Test Test Test! Do lots of testing, especially on your first printer or two. Once you have done it a few times all the little quirks you run into are expected and no big deal, but when you are still trying to figure out those quirks you’ll miss one little thing and then it won’t work right. So test early and test often. Test each little step if you can. It may take awhile, but when your finished you will have a system that lets you roll out printers to all your workstations with only about an hour of work involved.

Our staff has been very happy with all these changes we’ve made to the way printers are setup and installed and it makes my job a lot easier.

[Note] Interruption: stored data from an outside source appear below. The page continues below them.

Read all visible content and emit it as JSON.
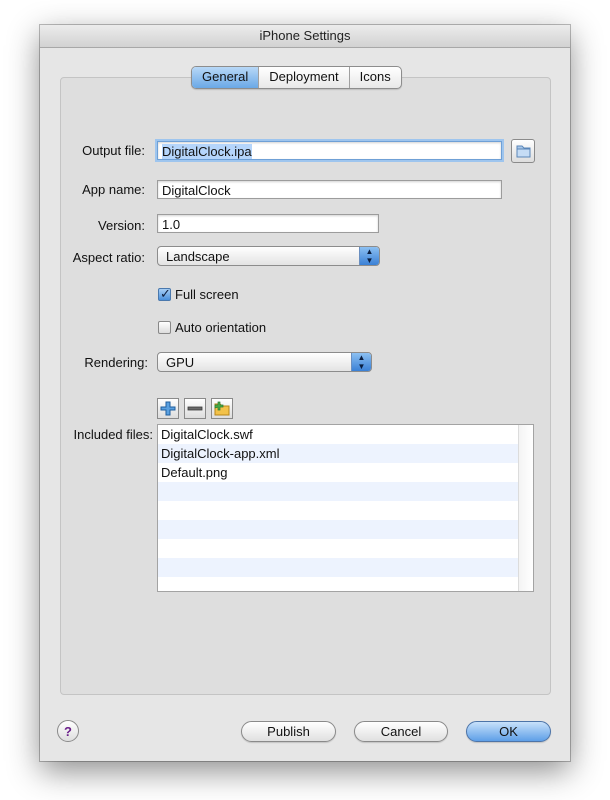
{
  "window": {
    "title": "iPhone Settings"
  },
  "tabs": [
    {
      "label": "General",
      "selected": true
    },
    {
      "label": "Deployment",
      "selected": false
    },
    {
      "label": "Icons",
      "selected": false
    }
  ],
  "form": {
    "output_file_label": "Output file:",
    "output_file_value": "DigitalClock.ipa",
    "app_name_label": "App name:",
    "app_name_value": "DigitalClock",
    "version_label": "Version:",
    "version_value": "1.0",
    "aspect_ratio_label": "Aspect ratio:",
    "aspect_ratio_value": "Landscape",
    "full_screen_label": "Full screen",
    "full_screen_checked": true,
    "auto_orientation_label": "Auto orientation",
    "auto_orientation_checked": false,
    "rendering_label": "Rendering:",
    "rendering_value": "GPU",
    "included_files_label": "Included files:",
    "included_files": [
      "DigitalClock.swf",
      "DigitalClock-app.xml",
      "Default.png"
    ]
  },
  "buttons": {
    "publish": "Publish",
    "cancel": "Cancel",
    "ok": "OK",
    "help": "?"
  },
  "colors": {
    "accent": "#5e9fe8",
    "window_bg": "#e6e6e6",
    "list_stripe": "#edf3fe"
  }
}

One other thing to note, as I said above, with a few exceptions every computer sees every printer. Now those 3 exceptions. Two of the printers are “dedicated use” printers of a sort. One is in our custodial office so they don’t have to walk upstairs. So only their 2 computer see that printer. The other is in our coffee-house for the same reason. The third exception is our wide-format printer. We don’t want anybody else to print to it on purpose or accidentally, so nobody sees that printer except I.T. and our Communications department. We accomplish this by having extra groups for the other printers laid out in a tree view.

Example: The “HDC Wide Format Printers” is a member of the “HDC Printers” group and is setup the same way, except it only has one printer: The HP Wide format we have. Then I put the communications team computers in the “HDC Wide Format Printers” group instead of “HDC Printers” and the final printer list they get is a combined list from the “top down”. In theory, I could override settings. For example I should be able to duplicate the color copier settings into the “comm team” printer list and switch it from grayscale to color for them. I haven’t tested this.